It’s routine for Nolanville police to ask people they pull over for their Social Security number, but that didn’t sit well with one driver earlier this week.
Kempner resident Manuel Lopez, 37, was driving through Nolanville Tuesday night on Interstate 14 towards Temple when he was pulled over for speeding after he had crossed into Belton city limits.
“My first question to this officer was why a Nolanville police officer is pulling me over in Belton. He proceeded to tell me that he was radaring on a bridge over the highway in Nolanville and informed me that I was going 82 in a 65; I was in a 75 mph zone when he pulled me over,” according to Lopez, an area director for a restaurant chain. “When he came back to my vehicle with the citation he asked me for my social security number. I told him that I would not give him my social security number and he said that he needed to have at least the last 4 of my number for court purposes.”
Lopez said he ended up giving the officer his “last 4,” however, when the officer handed him the printout of the ticket, another person’s ticket was also attached to it.
That ticket had the other driver’s “full SSN, birthdate, address, DL number, license plate number, make and model of her car, and height,” according to Lopez. “Last time I checked identity theft is a much bigger concern than the accused offense of speeding.
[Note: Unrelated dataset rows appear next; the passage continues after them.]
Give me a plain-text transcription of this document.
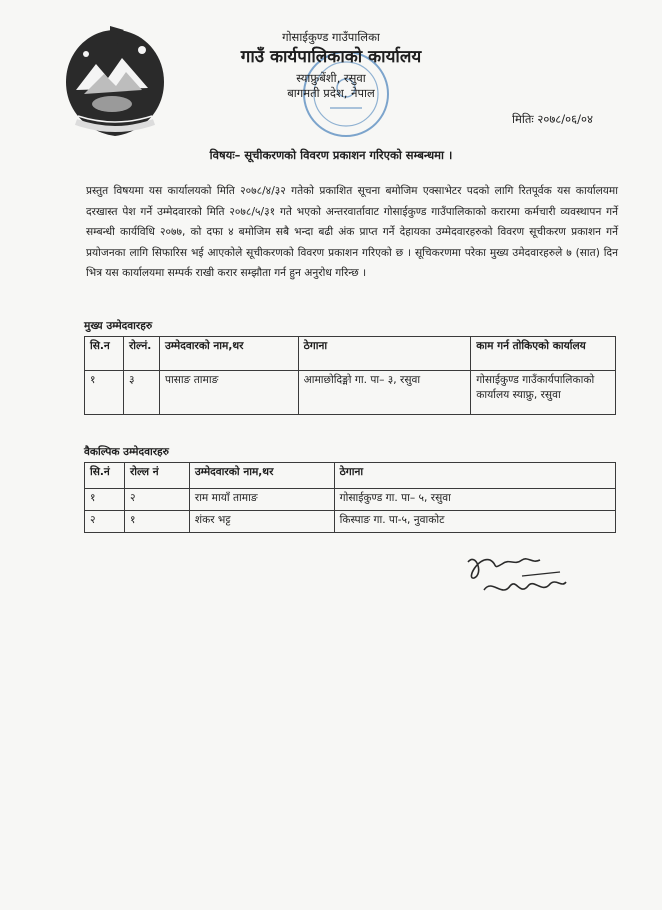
गोसाईकुण्ड गाउँपालिका
गाउँ कार्यपालिकाको कार्यालय
स्याफ्रुबेंशी, रसुवा
बागमती प्रदेश, नेपाल
मितिः २०७८/०६/०४
विषयः– सूचीकरणको विवरण प्रकाशन गरिएको सम्बन्धमा ।
प्रस्तुत विषयमा यस कार्यालयको मिति २०७८/४/३२ गतेको प्रकाशित सूचना बमोजिम एक्साभेटर पदको लागि रितपूर्वक यस कार्यालयमा दरखास्त पेश गर्ने उम्मेदवारको मिति २०७८/५/३१ गते भएको अन्तरवार्तावाट गोसाईकुण्ड गाउँपालिकाको करारमा कर्मचारी व्यवस्थापन गर्ने सम्बन्धी कार्यविधि २०७७, को दफा ४ बमोजिम सबै भन्दा बढी अंक प्राप्त गर्ने देहायका उम्मेदवारहरुको विवरण सूचीकरण प्रकाशन गर्ने प्रयोजनका लागि सिफारिस भई आएकोले सूचीकरणको विवरण प्रकाशन गरिएको छ । सूचिकरणमा परेका मुख्य उमेदवारहरुले ७ (सात) दिन भित्र यस कार्यालयमा सम्पर्क राखी करार सम्झौता गर्न हुन अनुरोध गरिन्छ ।
मुख्य उम्मेदवारहरु
सि.न	रोल्नं.	उम्मेदवारको नाम,थर	ठेगाना	काम गर्न तोकिएको कार्यालय
१	३	पासाङ तामाङ	आमाछोदिङ्मो गा. पा– ३, रसुवा	गोसाईकुण्ड गाउँकार्यपालिकाको कार्यालय स्याफ्रु, रसुवा
वैकल्पिक उम्मेदवारहरु
सि.नं	रोल्ल नं	उम्मेदवारको नाम,थर	ठेगाना
१	२	राम मायाँ तामाङ	गोसाईकुण्ड गा. पा– ५, रसुवा
२	१	शंकर भट्ट	किस्पाङ गा. पा-५, नुवाकोट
This officer is a fine example of the problem with the eagerness of trying so hard to be concerned about such a small offense of going 7 over the speed limit that he did not do his due diligence in ensuring that he gave the correct information to the correct person or to ensuring that he used the minimum amount of information necessary to do his job.”
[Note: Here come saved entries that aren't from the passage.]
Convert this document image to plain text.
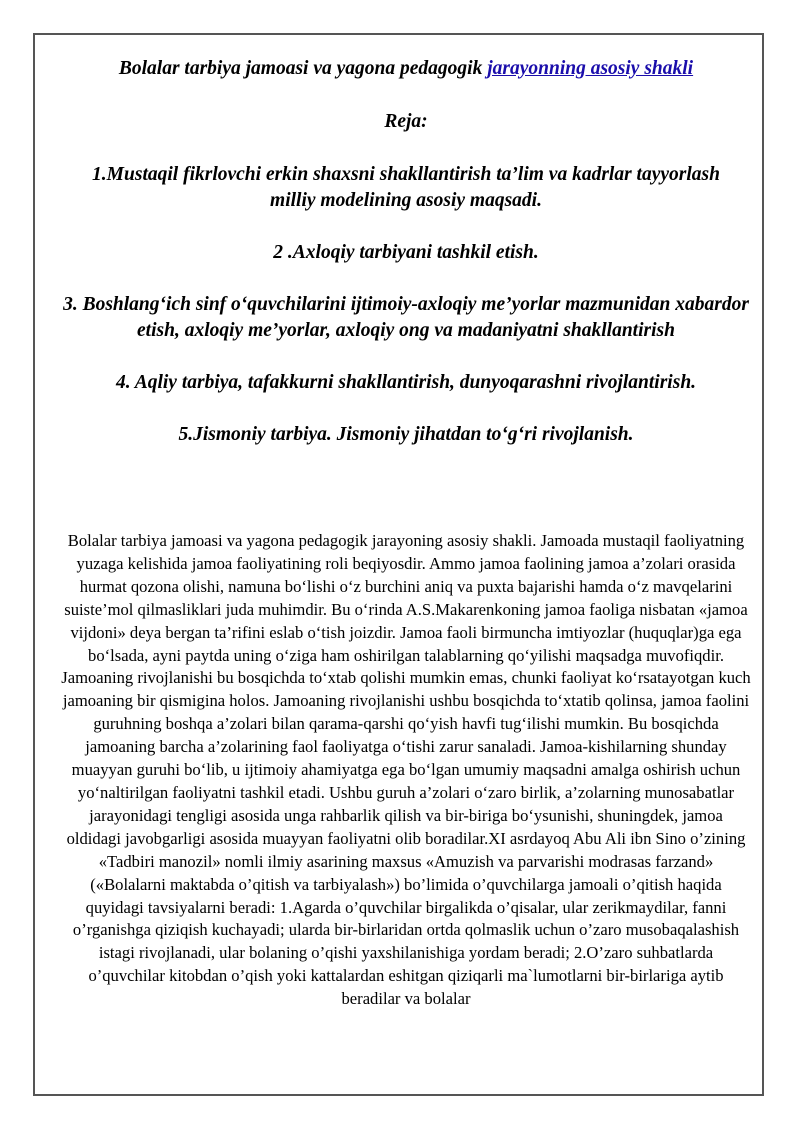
Bolalar tarbiya jamoasi va yagona pedagogik jarayonning asosiy shakli

Reja:

1.Mustaqil fikrlovchi erkin shaxsni shakllantirish ta’lim va kadrlar tayyorlash milliy modelining asosiy maqsadi.

2 .Axloqiy tarbiyani tashkil etish.

3. Boshlang‘ich sinf o‘quvchilarini ijtimoiy-axloqiy me’yorlar mazmunidan xabardor etish, axloqiy me’yorlar, axloqiy ong va madaniyatni shakllantirish

4. Aqliy tarbiya, tafakkurni shakllantirish, dunyoqarashni rivojlantirish.

5.Jismoniy tarbiya. Jismoniy jihatdan to‘g‘ri rivojlanish.

Bolalar tarbiya jamoasi va yagona pedagogik jarayoning asosiy shakli. Jamoada mustaqil faoliyatning yuzaga kelishida jamoa faoliyatining roli beqiyosdir. Ammo jamoa faolining jamoa a’zolari orasida hurmat qozona olishi, namuna bo‘lishi o‘z burchini aniq va puxta bajarishi hamda o‘z mavqelarini suiste’mol qilmasliklari juda muhimdir. Bu o‘rinda A.S.Makarenkoning jamoa faoliga nisbatan «jamoa vijdoni» deya bergan ta’rifini eslab o‘tish joizdir. Jamoa faoli birmuncha imtiyozlar (huquqlar)ga ega bo‘lsada, ayni paytda uning o‘ziga ham oshirilgan talablarning qo‘yilishi maqsadga muvofiqdir. Jamoaning rivojlanishi bu bosqichda to‘xtab qolishi mumkin emas, chunki faoliyat ko‘rsatayotgan kuch jamoaning bir qismigina holos. Jamoaning rivojlanishi ushbu bosqichda to‘xtatib qolinsa, jamoa faolini guruhning boshqa a’zolari bilan qarama-qarshi qo‘yish havfi tug‘ilishi mumkin. Bu bosqichda jamoaning barcha a’zolarining faol faoliyatga o‘tishi zarur sanaladi. Jamoa-kishilarning shunday muayyan guruhi bo‘lib, u ijtimoiy ahamiyatga ega bo‘lgan umumiy maqsadni amalga oshirish uchun yo‘naltirilgan faoliyatni tashkil etadi. Ushbu guruh a’zolari o‘zaro birlik, a’zolarning munosabatlar jarayonidagi tengligi asosida unga rahbarlik qilish va bir-biriga bo‘ysunishi, shuningdek, jamoa oldidagi javobgarligi asosida muayyan faoliyatni olib boradilar.XI asrdayoq Abu Ali ibn Sino o’zining «Tadbiri manozil» nomli ilmiy asarining maxsus «Amuzish va parvarishi modrasas farzand» («Bolalarni maktabda o’qitish va tarbiyalash») bo’limida o’quvchilarga jamoali o’qitish haqida quyidagi tavsiyalarni beradi: 1.Agarda o’quvchilar birgalikda o’qisalar, ular zerikmaydilar, fanni o’rganishga qiziqish kuchayadi; ularda bir-birlaridan ortda qolmaslik uchun o’zaro musobaqalashish istagi rivojlanadi, ular bolaning o’qishi yaxshilanishiga yordam beradi; 2.O’zaro suhbatlarda o’quvchilar kitobdan o’qish yoki kattalardan eshitgan qiziqarli ma`lumotlarni bir-birlariga aytib beradilar va bolalar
Nolanville Police Chief Michael Hatton on Thursday said it is routine for Nolanville police to ask drivers for their Social Security number because the city uses the numbers to track down old citations that need to be paid.
Hatton said officers will typically ask for the last-four digits of the Social Security number if drivers are uncomfortable with giving their full number, but drivers will not be forced to give the number to police.
With the other driver’s ticket being attached to Lopez’s citation, Hatton said it’s possible the officer printed out a previous ticket prior to printing out Lopez’s ticket and didn’t notice the two were connected.
“That’s something we will address,” Hatton said.